Ночью, ткнув прикладом в раскоряченный корень, сказал Евсюков промерзшим голосом:
— Стой! Ночевка!
Разожгли саксауловый лом. Горел жирным копотным пламенем, и темным кругом мокрел вокруг огня песок.
Достали из вьюков рис и сало. В чугунном котле закипела каша, едко пахнущая бараном.
Тесно сгрудились у огня. Молчали, лязгая зубами, стараясь спасти тело от знобящих пальцев бурана, заползающих во все прорехи. Грели ноги прямо на огне, и заскорузлая кожа ботов трещала и шипела.
Стреноженные верблюды уныло позвякивали бубенцами в белесой поземке.
Евсюков скрутил козью ножку трясущимися пальцами.
Выпустил дым, а с дымом выдавил натужно:
— Надо обсудить, значит, товарищи, куды теперь подаваться.

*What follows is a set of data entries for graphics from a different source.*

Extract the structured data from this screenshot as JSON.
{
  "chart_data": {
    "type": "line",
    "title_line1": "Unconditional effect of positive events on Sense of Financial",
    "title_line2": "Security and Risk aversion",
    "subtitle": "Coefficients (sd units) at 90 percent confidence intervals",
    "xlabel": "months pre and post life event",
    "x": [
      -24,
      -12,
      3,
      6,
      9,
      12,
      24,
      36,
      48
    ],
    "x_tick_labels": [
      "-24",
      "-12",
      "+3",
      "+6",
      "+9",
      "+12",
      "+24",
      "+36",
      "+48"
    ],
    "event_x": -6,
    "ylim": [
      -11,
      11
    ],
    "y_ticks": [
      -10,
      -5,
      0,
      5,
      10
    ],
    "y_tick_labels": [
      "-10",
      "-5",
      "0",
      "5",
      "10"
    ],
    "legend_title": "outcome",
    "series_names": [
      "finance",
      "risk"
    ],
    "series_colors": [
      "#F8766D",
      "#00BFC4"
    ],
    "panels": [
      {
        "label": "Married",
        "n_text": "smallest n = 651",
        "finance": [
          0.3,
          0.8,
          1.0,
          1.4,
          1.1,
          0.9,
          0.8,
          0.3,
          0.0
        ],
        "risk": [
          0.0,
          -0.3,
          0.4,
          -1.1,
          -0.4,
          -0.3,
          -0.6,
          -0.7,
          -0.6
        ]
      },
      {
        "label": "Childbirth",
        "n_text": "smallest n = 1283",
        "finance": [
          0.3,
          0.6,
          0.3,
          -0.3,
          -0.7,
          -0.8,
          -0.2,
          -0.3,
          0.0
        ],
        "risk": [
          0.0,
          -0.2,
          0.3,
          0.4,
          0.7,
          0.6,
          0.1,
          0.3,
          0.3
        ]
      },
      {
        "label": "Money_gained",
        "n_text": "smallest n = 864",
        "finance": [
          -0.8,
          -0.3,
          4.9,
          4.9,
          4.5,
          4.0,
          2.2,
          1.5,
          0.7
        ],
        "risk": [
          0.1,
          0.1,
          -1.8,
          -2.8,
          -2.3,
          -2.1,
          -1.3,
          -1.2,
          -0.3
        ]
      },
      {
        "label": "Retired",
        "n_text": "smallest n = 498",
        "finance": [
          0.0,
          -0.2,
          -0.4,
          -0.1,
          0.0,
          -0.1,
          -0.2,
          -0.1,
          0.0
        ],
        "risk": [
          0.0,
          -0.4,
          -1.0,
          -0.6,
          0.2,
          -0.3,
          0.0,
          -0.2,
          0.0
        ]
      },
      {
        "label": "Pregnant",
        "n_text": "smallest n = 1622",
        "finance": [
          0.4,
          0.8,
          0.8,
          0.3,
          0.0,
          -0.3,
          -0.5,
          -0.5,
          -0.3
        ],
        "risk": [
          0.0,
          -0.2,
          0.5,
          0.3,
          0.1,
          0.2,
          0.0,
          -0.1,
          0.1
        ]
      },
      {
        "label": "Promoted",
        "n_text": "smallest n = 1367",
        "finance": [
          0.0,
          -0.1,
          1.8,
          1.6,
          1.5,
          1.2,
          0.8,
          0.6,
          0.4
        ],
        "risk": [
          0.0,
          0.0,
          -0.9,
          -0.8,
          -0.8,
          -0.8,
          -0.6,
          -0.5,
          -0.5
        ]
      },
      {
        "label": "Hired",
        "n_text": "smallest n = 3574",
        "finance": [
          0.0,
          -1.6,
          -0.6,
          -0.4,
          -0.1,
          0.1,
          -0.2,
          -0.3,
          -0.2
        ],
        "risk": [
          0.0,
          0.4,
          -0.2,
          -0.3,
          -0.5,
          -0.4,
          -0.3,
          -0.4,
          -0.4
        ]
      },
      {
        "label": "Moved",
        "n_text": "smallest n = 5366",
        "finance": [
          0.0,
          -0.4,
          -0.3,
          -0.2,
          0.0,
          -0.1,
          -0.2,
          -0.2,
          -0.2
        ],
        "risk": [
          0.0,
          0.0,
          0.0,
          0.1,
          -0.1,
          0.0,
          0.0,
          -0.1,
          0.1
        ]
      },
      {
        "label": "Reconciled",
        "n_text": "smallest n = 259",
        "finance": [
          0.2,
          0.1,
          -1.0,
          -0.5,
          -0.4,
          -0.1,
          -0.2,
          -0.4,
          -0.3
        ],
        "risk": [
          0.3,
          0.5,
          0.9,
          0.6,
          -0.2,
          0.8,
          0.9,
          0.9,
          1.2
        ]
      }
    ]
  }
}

— Куды подашься, — отозвался мертвый голос из-за костра, — все равно каюк-кончина. На Гурьев вертаться невозможно, казачий наперло — чертова сила. А, окромя Гурьева, смотаться некуда.
— На Хиву разве?
— Хы-ы! Сказанул! Шестьсот верст без малого по Кара-Кумам зимой? А жрать что будешь? Вшей разве в портках разведешь на кавардак?
Загрохотали смехом, но тот же мертвый голос безнадежно сказал:
— Один конец — подыхать!
Сжалось сердце у Евсюкова под малиновыми латами, но, не показав виду, яростно оборвал говорившего:
— Ты, мокрица! Панику не разводь! Подыхать каждый дурень может, а нужно мозгом помурыжить, чтобы не подохнуть.
— На хворт Александровский можно податься. Тама свой брат, рыбалки.
— Не годится, — бросил Евсюков, — было донесение, Деника десант высадил. И Красноводский и Александровский у беляков.
Кто-то сквозь дрему надрывисто простонал.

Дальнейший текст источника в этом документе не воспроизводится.